When a case of prima facie case of carrier liability has been established, the burden shifts to the carrier to prove that it was not negligent and that the damage resulted from an excepted cause which relieves it of liability. A mere statement that damage apparently arose from heat or climatic conditions does not constitute such proof. A carrier is not relieved of liability for damage to an item of household goods merely because it was not able to inspect the item at the time its inspector visited the owner's home.

DECISION

This is in response to an appeal of a Claims Group settlement [1] which denied the claim of American Intercoastal Movers, Inc., (American) for reimbursement of amounts collected by setoff for damage to a shipment of household goods. We affirm the Claims Group's settlement.

American picked up the household goods of Senior Master Sergeant John K. Keller, USAF (Retired), under government bill of lading UP-037,849 in Waldorf, Maryland, on February 26, 1991. The shipment was delivered in Albuquerque, New Mexico, on May 3, 1991. American claimed reimbursement of $2,117.73, the amount collected by setoff for damage to the shipment. The Claims Group denied American's claim except for $245 which the Air Force offered to refund. In its appeal American now disputes three items, for which it claims reimbursement in the amount of $1,175.74.

The three disputed items are a dining table, a wall unit, and skis. American attributes damage to the table and the wall unit to climatic conditions or heat, for which it is not liable. American denies liability for the skis because it was unable to inspect them.

A prima facie case of carrier liability is established by a showing of tender of the goods to the carrier in a certain condition, delivery in a more damaged condition, and the amount of damages.
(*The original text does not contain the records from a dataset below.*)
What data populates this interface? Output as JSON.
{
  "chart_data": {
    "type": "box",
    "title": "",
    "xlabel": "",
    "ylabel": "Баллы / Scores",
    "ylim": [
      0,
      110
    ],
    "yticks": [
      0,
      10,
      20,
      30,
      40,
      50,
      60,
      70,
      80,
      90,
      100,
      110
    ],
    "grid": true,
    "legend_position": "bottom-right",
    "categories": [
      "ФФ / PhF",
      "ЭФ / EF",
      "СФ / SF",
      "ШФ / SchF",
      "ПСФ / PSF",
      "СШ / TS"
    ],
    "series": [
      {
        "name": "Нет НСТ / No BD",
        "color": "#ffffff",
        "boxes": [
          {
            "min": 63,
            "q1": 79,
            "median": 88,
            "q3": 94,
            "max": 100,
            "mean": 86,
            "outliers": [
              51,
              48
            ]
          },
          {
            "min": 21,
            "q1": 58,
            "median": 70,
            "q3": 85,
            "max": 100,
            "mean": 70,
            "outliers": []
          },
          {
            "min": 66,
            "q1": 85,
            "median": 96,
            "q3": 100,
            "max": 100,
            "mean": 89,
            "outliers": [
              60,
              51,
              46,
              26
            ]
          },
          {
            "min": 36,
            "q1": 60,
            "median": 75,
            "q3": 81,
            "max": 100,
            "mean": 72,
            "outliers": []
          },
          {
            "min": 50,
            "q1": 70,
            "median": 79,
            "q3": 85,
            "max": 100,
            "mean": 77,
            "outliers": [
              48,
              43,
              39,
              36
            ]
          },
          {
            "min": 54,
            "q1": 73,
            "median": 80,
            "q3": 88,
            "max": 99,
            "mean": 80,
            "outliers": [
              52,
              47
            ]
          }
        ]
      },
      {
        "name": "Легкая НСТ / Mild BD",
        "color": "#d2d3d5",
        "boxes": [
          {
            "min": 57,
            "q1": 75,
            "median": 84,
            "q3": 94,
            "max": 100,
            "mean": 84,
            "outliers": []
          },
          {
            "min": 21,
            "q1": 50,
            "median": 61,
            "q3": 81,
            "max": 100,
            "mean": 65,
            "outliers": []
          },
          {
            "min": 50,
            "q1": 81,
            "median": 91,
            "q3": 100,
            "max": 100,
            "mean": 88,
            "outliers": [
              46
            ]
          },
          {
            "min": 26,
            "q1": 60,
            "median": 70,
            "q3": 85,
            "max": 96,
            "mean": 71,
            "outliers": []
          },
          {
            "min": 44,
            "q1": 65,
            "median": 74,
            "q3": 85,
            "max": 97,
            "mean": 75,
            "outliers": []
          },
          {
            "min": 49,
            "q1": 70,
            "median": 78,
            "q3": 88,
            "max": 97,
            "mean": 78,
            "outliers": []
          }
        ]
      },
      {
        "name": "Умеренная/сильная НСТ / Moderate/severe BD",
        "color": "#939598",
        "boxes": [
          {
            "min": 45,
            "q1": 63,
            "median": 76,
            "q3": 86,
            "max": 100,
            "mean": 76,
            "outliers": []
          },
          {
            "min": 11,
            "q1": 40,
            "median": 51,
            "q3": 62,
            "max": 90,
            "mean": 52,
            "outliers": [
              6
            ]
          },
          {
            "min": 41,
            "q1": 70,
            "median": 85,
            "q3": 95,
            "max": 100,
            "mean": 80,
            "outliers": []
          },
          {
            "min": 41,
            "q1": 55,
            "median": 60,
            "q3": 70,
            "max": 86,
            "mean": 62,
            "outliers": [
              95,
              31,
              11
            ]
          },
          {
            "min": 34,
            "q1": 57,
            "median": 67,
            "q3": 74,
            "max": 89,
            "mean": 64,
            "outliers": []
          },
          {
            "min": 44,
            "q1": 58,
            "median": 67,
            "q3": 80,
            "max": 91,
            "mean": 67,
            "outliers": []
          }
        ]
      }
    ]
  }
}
When a prima facie case of liability has been established, the burden shifts to the carrier to prove that it was free from negligence and that the damage resulted from an excepted cause relieving the carrier from liability. See Missouri Pacific Railroad Co. v. Elmore & Stahl, 377 U.S. 134, 138 (1964).

In the present situation, the inventory indicates that the items in question were tendered. Damage was observed at delivery or soon thereafter, and the carrier was notified of the amount of damages. Therefore, a prima facie case of carrier liability has been established, and the burden is on American to rebut its liability.
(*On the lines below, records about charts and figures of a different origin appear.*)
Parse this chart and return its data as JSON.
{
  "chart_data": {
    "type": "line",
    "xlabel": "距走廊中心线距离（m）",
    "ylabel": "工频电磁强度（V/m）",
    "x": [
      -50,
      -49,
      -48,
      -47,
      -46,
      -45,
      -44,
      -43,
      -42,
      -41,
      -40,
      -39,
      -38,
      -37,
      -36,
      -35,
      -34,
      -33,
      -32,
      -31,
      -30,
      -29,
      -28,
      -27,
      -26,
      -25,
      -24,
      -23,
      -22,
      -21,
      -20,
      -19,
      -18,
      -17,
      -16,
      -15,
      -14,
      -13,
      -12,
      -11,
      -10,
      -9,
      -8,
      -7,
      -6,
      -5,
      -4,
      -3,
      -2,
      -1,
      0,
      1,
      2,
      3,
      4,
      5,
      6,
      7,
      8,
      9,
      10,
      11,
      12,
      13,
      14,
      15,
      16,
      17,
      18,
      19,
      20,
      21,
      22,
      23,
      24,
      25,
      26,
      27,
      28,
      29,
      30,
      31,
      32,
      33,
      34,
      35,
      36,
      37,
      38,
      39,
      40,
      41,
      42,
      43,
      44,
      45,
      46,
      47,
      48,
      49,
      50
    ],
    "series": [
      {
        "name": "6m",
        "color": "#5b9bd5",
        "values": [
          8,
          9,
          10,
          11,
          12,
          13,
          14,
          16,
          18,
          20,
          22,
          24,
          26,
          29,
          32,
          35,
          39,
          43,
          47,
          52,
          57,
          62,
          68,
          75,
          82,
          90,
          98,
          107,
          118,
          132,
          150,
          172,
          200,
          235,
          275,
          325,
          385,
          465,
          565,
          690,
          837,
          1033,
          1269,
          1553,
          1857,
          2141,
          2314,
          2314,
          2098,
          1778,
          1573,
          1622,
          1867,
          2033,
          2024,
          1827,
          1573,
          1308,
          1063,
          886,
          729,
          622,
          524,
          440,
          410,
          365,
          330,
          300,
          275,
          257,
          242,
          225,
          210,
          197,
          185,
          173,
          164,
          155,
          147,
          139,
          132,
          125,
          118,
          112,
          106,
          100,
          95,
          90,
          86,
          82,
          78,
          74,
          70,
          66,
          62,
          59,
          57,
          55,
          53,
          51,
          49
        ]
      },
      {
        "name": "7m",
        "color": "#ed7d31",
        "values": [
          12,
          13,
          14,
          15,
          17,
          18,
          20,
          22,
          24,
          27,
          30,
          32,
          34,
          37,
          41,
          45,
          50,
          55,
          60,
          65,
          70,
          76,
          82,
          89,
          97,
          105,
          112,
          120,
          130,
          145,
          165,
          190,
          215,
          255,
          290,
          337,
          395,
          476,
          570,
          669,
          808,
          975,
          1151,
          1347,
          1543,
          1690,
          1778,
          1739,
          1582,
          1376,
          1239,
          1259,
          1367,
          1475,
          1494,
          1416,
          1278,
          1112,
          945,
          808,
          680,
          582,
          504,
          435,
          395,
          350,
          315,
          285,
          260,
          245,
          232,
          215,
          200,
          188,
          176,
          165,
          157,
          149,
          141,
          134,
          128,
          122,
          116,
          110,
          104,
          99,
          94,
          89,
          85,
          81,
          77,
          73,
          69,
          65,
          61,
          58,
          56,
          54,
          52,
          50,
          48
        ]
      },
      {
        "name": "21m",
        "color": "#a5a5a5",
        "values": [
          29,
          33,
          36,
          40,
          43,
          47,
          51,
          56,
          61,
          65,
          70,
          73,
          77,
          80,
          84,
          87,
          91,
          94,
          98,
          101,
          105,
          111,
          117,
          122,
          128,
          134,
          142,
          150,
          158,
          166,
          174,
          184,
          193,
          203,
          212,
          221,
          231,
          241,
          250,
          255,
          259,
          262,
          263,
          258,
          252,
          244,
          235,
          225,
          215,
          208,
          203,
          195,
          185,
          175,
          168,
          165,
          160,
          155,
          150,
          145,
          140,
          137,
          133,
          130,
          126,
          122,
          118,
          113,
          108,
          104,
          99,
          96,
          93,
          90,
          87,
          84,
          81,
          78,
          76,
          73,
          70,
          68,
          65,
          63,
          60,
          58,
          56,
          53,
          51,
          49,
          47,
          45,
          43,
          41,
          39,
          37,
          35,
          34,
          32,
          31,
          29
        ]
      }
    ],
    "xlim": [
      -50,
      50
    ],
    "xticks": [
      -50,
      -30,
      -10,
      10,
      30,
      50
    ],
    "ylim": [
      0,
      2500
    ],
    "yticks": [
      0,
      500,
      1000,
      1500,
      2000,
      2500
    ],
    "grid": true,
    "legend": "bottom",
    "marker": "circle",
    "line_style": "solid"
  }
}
Regarding the dining room table and wall unit at issue, the fact that the veneer was cracking was noted at delivery. On DD Form 1840 [2] there is a notation that the damage was apparently caused by heat, and American alleges that the cause was climatic change for which it is not responsible. However, the Air Force Claims Analysis Chart for the shipment lists the cause as water damage. American has not presented any proof of its allegation that heat or climatic changes were responsible other than a comment by its inspector. The Air Force determined that the damage was transit-related and that American was liable for it. Since American has not presented evidence to rebut its liability, its claim as to those items is denied. See Allied Intermodal Forwarding, Inc., B-261308, Nov. 9, 1995.
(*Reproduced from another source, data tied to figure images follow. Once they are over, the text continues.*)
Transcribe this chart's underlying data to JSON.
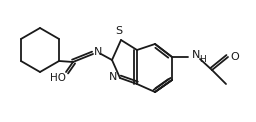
{
  "bg_color": "#ffffff",
  "line_color": "#1a1a1a",
  "lw": 1.3,
  "figsize": [
    2.56,
    1.22
  ],
  "dpi": 100,
  "xlim": [
    0,
    256
  ],
  "ylim": [
    0,
    122
  ]
}
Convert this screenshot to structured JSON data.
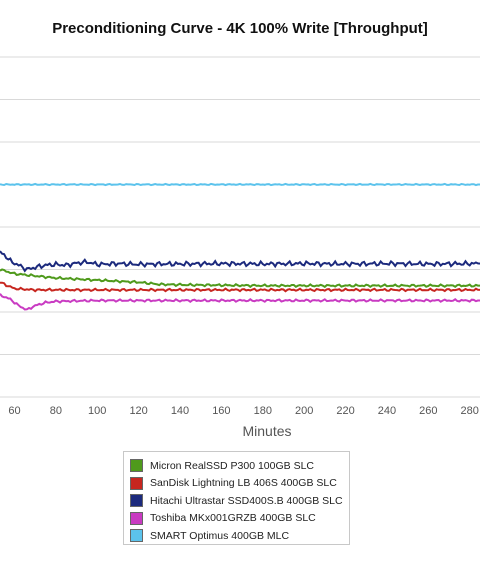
{
  "colors": {
    "grid": "#d9d9d9",
    "micron": "#4f9a1c",
    "sandisk": "#c7261f",
    "hitachi": "#1c2a7d",
    "toshiba": "#c93bc2",
    "smart": "#5cc3ec"
  },
  "chart_data": {
    "type": "line",
    "title": "Preconditioning Curve - 4K 100% Write [Throughput]",
    "xlabel": "Minutes",
    "ylabel": "",
    "x_ticks": [
      "60",
      "80",
      "100",
      "120",
      "140",
      "160",
      "180",
      "200",
      "220",
      "240",
      "260",
      "280"
    ],
    "xlim": [
      53,
      285
    ],
    "grid": true,
    "legend_position": "bottom-center",
    "series": [
      {
        "name": "Micron RealSSD P300 100GB SLC",
        "color_key": "micron",
        "x": [
          53,
          60,
          70,
          80,
          100,
          120,
          130,
          140,
          160,
          180,
          200,
          220,
          240,
          260,
          285
        ],
        "y": [
          0.3,
          0.29,
          0.285,
          0.28,
          0.275,
          0.27,
          0.265,
          0.264,
          0.263,
          0.262,
          0.262,
          0.262,
          0.262,
          0.262,
          0.262
        ]
      },
      {
        "name": "SanDisk Lightning LB 406S 400GB SLC",
        "color_key": "sandisk",
        "x": [
          53,
          60,
          70,
          80,
          100,
          120,
          140,
          160,
          180,
          200,
          220,
          240,
          260,
          285
        ],
        "y": [
          0.27,
          0.255,
          0.252,
          0.252,
          0.252,
          0.252,
          0.252,
          0.252,
          0.252,
          0.252,
          0.252,
          0.252,
          0.252,
          0.252
        ]
      },
      {
        "name": "Hitachi Ultrastar SSD400S.B 400GB SLC",
        "color_key": "hitachi",
        "x": [
          53,
          55,
          58,
          62,
          66,
          70,
          75,
          80,
          85,
          90,
          95,
          100,
          110,
          120,
          130,
          140,
          160,
          180,
          200,
          220,
          240,
          260,
          285
        ],
        "y": [
          0.34,
          0.335,
          0.32,
          0.31,
          0.3,
          0.305,
          0.31,
          0.312,
          0.31,
          0.315,
          0.318,
          0.312,
          0.314,
          0.312,
          0.313,
          0.313,
          0.314,
          0.313,
          0.314,
          0.313,
          0.314,
          0.313,
          0.314
        ]
      },
      {
        "name": "Toshiba MKx001GRZB 400GB SLC",
        "color_key": "toshiba",
        "x": [
          53,
          58,
          62,
          66,
          70,
          75,
          80,
          90,
          100,
          120,
          140,
          160,
          180,
          200,
          220,
          240,
          260,
          285
        ],
        "y": [
          0.24,
          0.23,
          0.215,
          0.205,
          0.215,
          0.222,
          0.225,
          0.226,
          0.227,
          0.227,
          0.227,
          0.227,
          0.227,
          0.227,
          0.227,
          0.227,
          0.227,
          0.227
        ]
      },
      {
        "name": "SMART Optimus 400GB MLC",
        "color_key": "smart",
        "x": [
          53,
          60,
          80,
          100,
          120,
          140,
          160,
          180,
          200,
          220,
          240,
          260,
          285
        ],
        "y": [
          0.5,
          0.5,
          0.5,
          0.5,
          0.5,
          0.5,
          0.5,
          0.5,
          0.5,
          0.5,
          0.5,
          0.5,
          0.5
        ]
      }
    ]
  }
}
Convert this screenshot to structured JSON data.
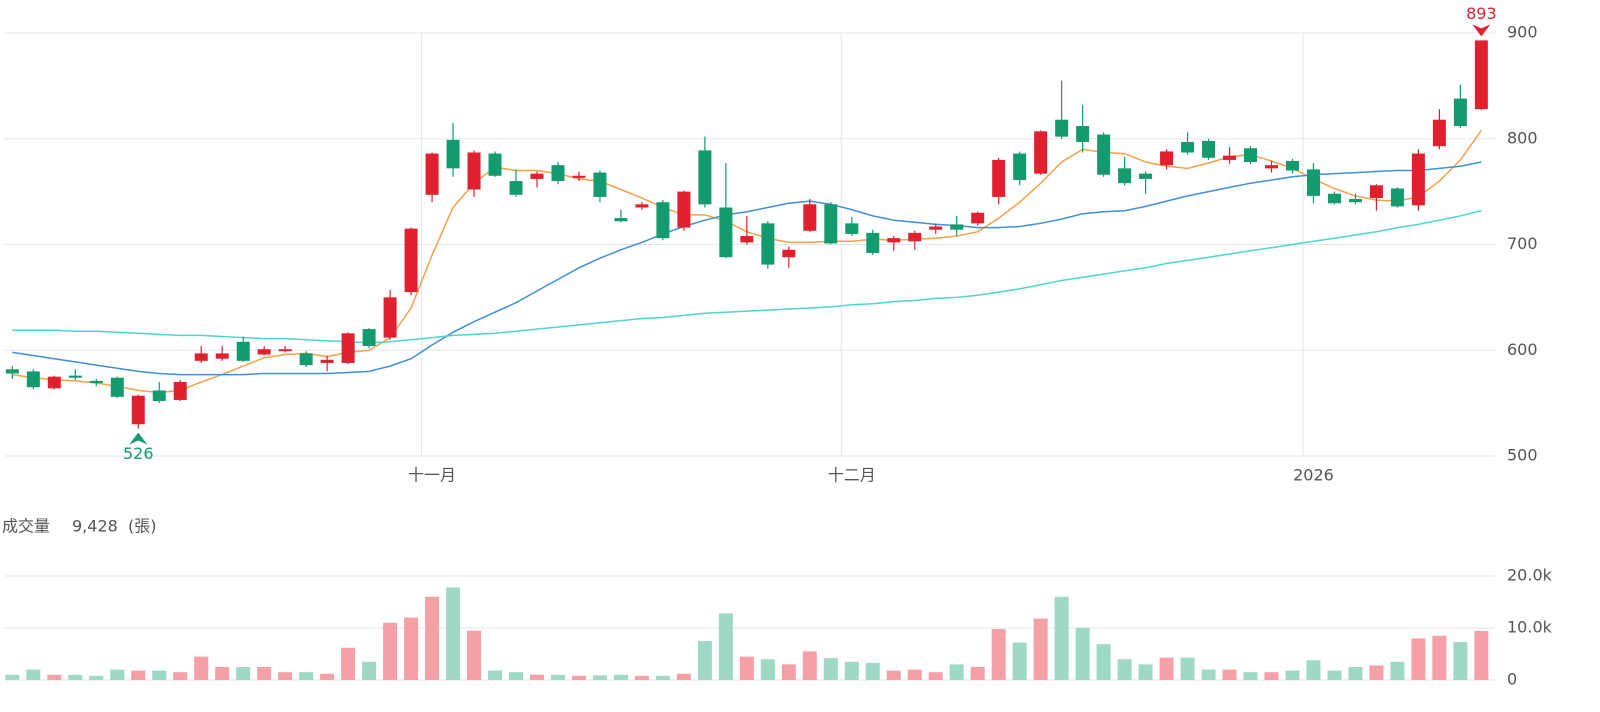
{
  "chart_data": [
    {
      "type": "candlestick",
      "categories": [
        null,
        null,
        null,
        null,
        null,
        null,
        null,
        null,
        null,
        null,
        null,
        null,
        null,
        null,
        null,
        null,
        null,
        null,
        null,
        null,
        "十一月",
        null,
        null,
        null,
        null,
        null,
        null,
        null,
        null,
        null,
        null,
        null,
        null,
        null,
        null,
        null,
        null,
        null,
        null,
        null,
        "十二月",
        null,
        null,
        null,
        null,
        null,
        null,
        null,
        null,
        null,
        null,
        null,
        null,
        null,
        null,
        null,
        null,
        null,
        null,
        null,
        null,
        null,
        "2026",
        null,
        null,
        null,
        null,
        null,
        null,
        null,
        null
      ],
      "open": [
        582,
        580,
        564,
        576,
        571,
        574,
        530,
        562,
        553,
        590,
        592,
        608,
        596,
        600,
        597,
        588,
        588,
        620,
        612,
        655,
        747,
        799,
        752,
        786,
        760,
        762,
        775,
        763,
        768,
        725,
        735,
        740,
        716,
        789,
        735,
        702,
        720,
        688,
        713,
        738,
        720,
        711,
        702,
        703,
        714,
        719,
        720,
        745,
        786,
        767,
        818,
        812,
        804,
        772,
        767,
        775,
        797,
        798,
        780,
        791,
        772,
        779,
        771,
        748,
        743,
        744,
        753,
        737,
        793,
        838,
        828
      ],
      "high": [
        585,
        582,
        576,
        582,
        573,
        575,
        558,
        570,
        572,
        604,
        604,
        613,
        604,
        604,
        599,
        595,
        617,
        621,
        657,
        716,
        787,
        815,
        789,
        788,
        771,
        769,
        778,
        769,
        770,
        733,
        740,
        742,
        751,
        802,
        777,
        727,
        722,
        698,
        743,
        740,
        726,
        714,
        708,
        713,
        720,
        727,
        731,
        782,
        788,
        808,
        855,
        832,
        806,
        783,
        769,
        790,
        806,
        800,
        792,
        793,
        779,
        781,
        777,
        750,
        748,
        757,
        754,
        790,
        828,
        851,
        893
      ],
      "low": [
        573,
        563,
        563,
        572,
        566,
        555,
        526,
        550,
        552,
        588,
        590,
        589,
        595,
        598,
        584,
        580,
        587,
        602,
        610,
        652,
        740,
        764,
        745,
        764,
        745,
        754,
        757,
        760,
        740,
        721,
        733,
        704,
        713,
        735,
        687,
        700,
        677,
        678,
        712,
        700,
        708,
        690,
        694,
        695,
        710,
        708,
        718,
        738,
        756,
        766,
        800,
        787,
        764,
        756,
        748,
        771,
        785,
        780,
        776,
        776,
        768,
        767,
        739,
        738,
        738,
        732,
        735,
        732,
        790,
        810,
        827
      ],
      "close": [
        578,
        565,
        575,
        574,
        569,
        556,
        557,
        552,
        570,
        597,
        597,
        590,
        601,
        601,
        586,
        591,
        616,
        604,
        650,
        715,
        786,
        772,
        787,
        765,
        747,
        767,
        760,
        765,
        745,
        722,
        738,
        706,
        750,
        738,
        688,
        708,
        681,
        695,
        738,
        701,
        710,
        692,
        706,
        711,
        717,
        714,
        730,
        780,
        761,
        807,
        802,
        797,
        766,
        758,
        762,
        788,
        787,
        782,
        784,
        778,
        775,
        770,
        746,
        739,
        740,
        756,
        736,
        786,
        818,
        812,
        893
      ],
      "up_color": "#e0202e",
      "down_color": "#139a6e",
      "series": [
        {
          "color": "#f5a04b",
          "values": [
            577,
            574,
            572,
            571,
            569,
            566,
            562,
            560,
            562,
            570,
            577,
            585,
            593,
            596,
            597,
            594,
            598,
            600,
            612,
            640,
            690,
            735,
            758,
            773,
            770,
            770,
            767,
            762,
            760,
            752,
            744,
            735,
            728,
            728,
            722,
            712,
            706,
            702,
            702,
            703,
            703,
            705,
            704,
            705,
            706,
            708,
            712,
            725,
            740,
            758,
            778,
            790,
            787,
            786,
            778,
            774,
            772,
            777,
            783,
            785,
            779,
            772,
            762,
            753,
            746,
            742,
            741,
            745,
            760,
            780,
            808
          ]
        },
        {
          "color": "#3f8fdc",
          "values": [
            598,
            595,
            592,
            589,
            586,
            583,
            580,
            578,
            577,
            577,
            577,
            577,
            578,
            578,
            578,
            578,
            579,
            580,
            585,
            592,
            605,
            617,
            627,
            636,
            645,
            656,
            667,
            678,
            687,
            695,
            702,
            710,
            717,
            723,
            728,
            731,
            735,
            739,
            741,
            738,
            733,
            727,
            723,
            721,
            719,
            718,
            716,
            716,
            717,
            720,
            724,
            729,
            731,
            732,
            736,
            741,
            746,
            750,
            754,
            758,
            761,
            764,
            766,
            767,
            768,
            769,
            770,
            770,
            772,
            774,
            778
          ]
        },
        {
          "color": "#4dd6cc",
          "values": [
            619,
            619,
            619,
            618,
            618,
            617,
            616,
            615,
            614,
            614,
            613,
            612,
            611,
            611,
            610,
            609,
            608,
            607,
            608,
            610,
            612,
            614,
            615,
            616,
            618,
            620,
            622,
            624,
            626,
            628,
            630,
            631,
            633,
            635,
            636,
            637,
            638,
            639,
            640,
            641,
            643,
            644,
            646,
            647,
            649,
            650,
            652,
            655,
            658,
            662,
            666,
            669,
            672,
            675,
            678,
            682,
            685,
            688,
            691,
            694,
            697,
            700,
            703,
            706,
            709,
            712,
            716,
            719,
            723,
            727,
            732
          ]
        }
      ],
      "ylim": [
        500,
        900
      ],
      "yticks": [
        500,
        600,
        700,
        800,
        900
      ],
      "grid": true
    },
    {
      "type": "bar",
      "title": "成交量",
      "unit": "(張)",
      "values": [
        1000,
        2000,
        1000,
        1000,
        800,
        2000,
        1800,
        1800,
        1500,
        4500,
        2500,
        2500,
        2500,
        1500,
        1500,
        1200,
        6200,
        3500,
        11000,
        12000,
        16000,
        17800,
        9500,
        1800,
        1500,
        1000,
        1000,
        800,
        900,
        1000,
        800,
        800,
        1200,
        7500,
        12800,
        4500,
        4000,
        3000,
        5500,
        4200,
        3500,
        3300,
        1800,
        2000,
        1500,
        3000,
        2500,
        9800,
        7200,
        11800,
        16000,
        10000,
        6900,
        4000,
        3000,
        4300,
        4300,
        2000,
        2000,
        1500,
        1500,
        1800,
        3800,
        1800,
        2500,
        2800,
        3500,
        8000,
        8500,
        7300,
        9428
      ],
      "value_labels": [
        null,
        null,
        null,
        null,
        null,
        null,
        null,
        null,
        null,
        null,
        null,
        null,
        null,
        null,
        null,
        null,
        null,
        null,
        null,
        null,
        null,
        null,
        null,
        null,
        null,
        null,
        null,
        null,
        null,
        null,
        null,
        null,
        null,
        null,
        null,
        null,
        null,
        null,
        null,
        null,
        null,
        null,
        null,
        null,
        null,
        null,
        null,
        null,
        null,
        null,
        null,
        null,
        null,
        null,
        null,
        null,
        null,
        null,
        null,
        null,
        null,
        null,
        null,
        null,
        null,
        null,
        null,
        null,
        null,
        null,
        "9,428"
      ],
      "up_color": "#f4a0a6",
      "down_color": "#9ed9c3",
      "ylim": [
        0,
        20000
      ],
      "yticks": [
        0,
        {
          "value": 10000,
          "label": "10.0k"
        },
        {
          "value": 20000,
          "label": "20.0k"
        }
      ],
      "grid": true
    }
  ]
}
The Air Force Notice of Loss or Damage (DD Form 1840R) dispatched to American on July 16, 1991, noted damage to a pair of skis (binding and laminate separated) which had not been noted on the DD 1840 at time of delivery. American denies liability, arguing that it was unable to inspect them. The skis were not at the member's home when the carrier's inspector visited to inspect the damaged goods in August 1991. The record does not indicate any other attempt by the carrier to inspect the skis, nor is there any showing that the owner intentionally denied the carrier's right to inspect. [3] Therefore, in these circumstances, the carrier is not relieved from liability due to lack of an inspection. See Continental Van Lines, Inc., B-215559, Oct. 23, 1984; modified in part and affirmed in part by B-215559, Aug. 23, 1985.

American also argues that depreciated value of the skis is less than the repair cost used by the Air Force in its collection action, but has presented no evidence to support its argument. This Office will not question an agency's determination as to the value of damage to household goods in the absence of evidence that the agency acted unreasonably. See Ambassador Van Lines, Inc., B-249072, Oct. 30, 1992. American has presented no such evidence.

Accordingly, we affirm the Claims Group's settlement.

/s/
Seymour Efros
for Robert P. Murphy
General Counsel

1. Z-2868356(2), dated July 5, 1995.

2. Joint Statement of Loss or Damage at Delivery, apparently completed at delivery on May 1, 1991.

3. The record indicates that the owner was not at home when the carrier's inspector visited; the inspector was admitted to the residence by the owner's son. The Air Force report notes that the carrier has not shown that it aggressively protected its inspection rights nor sought the assistance of the Air Force Claims Office in arranging the inspection.